A laugh escaped me. Every curse out of this woman’s mouth was a treat to my ears, a subversion of expectation, and I had to admit her coarseness triggered a depraved response in me. It made me wonder what other devilry existed under her prim surface.
“If this puzzle is harder than three buttons, we can probably assume the consequences for getting it wrong will be worse as well.” She sniffed. “Although I can’t imagine much worse than being impaled by dozens of spikes. I’m beginning to think Mage Tersey might have had… issues.”
The understatement made me laugh again, louder. “You didn’t get that from the fact that the man left a dozen clues to find some necklace instead of leaving himself a note with a map? Either he was paranoid beyond belief or he had an ego the size of Golthwaine.”
“I suspect both.” She leaned forward to get a better view of what must have been writing etched in the stone. “At least this one’s legible, though that doesn’t make it any more comprehensible. ‘The miners heaved stone so the clever might thrive.

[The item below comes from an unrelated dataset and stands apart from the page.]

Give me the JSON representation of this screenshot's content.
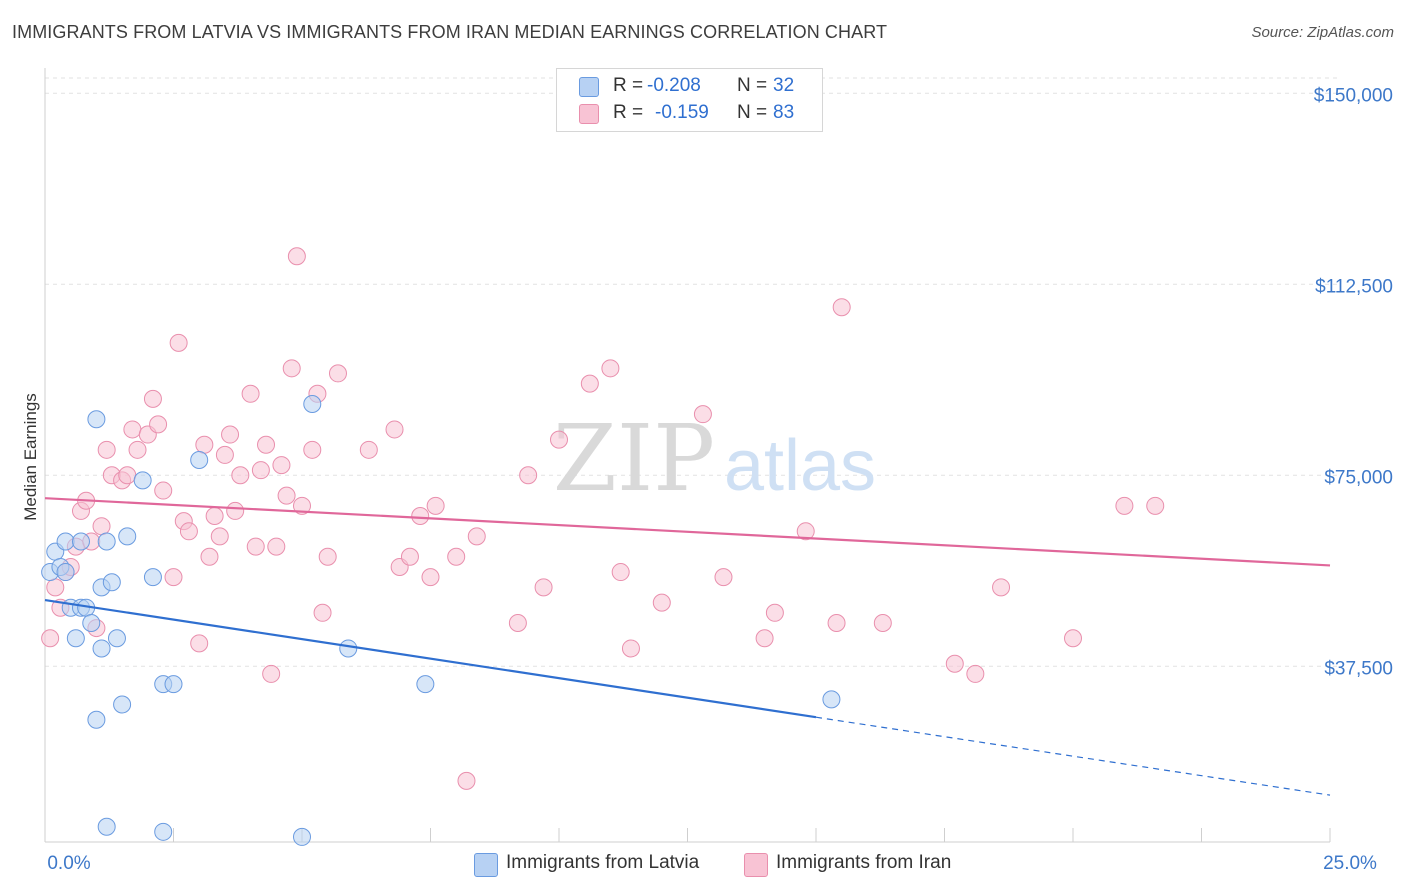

They hewed through rock so the strong might survive. Move quick the weight of bramble and stone. Think quick to preserve your blood and bone.’ Friendly little message.”
She chewed on her bottom lip, and I watched the blood rush into the pale flesh. It was a nervous quirk I hadn’t noticed before, and I wondered what other emotions might prompt her to do it. Or what that plump bottom lip might feel like under my own teeth.
I cleared my throat, gave myself a shake, and joined her in the bramble to read the inscription for myself.
“What do you think?” I asked. “A test of strength?”
She nodded, but the crease between her eyebrows deepened. “But not just that. Strength and wit.”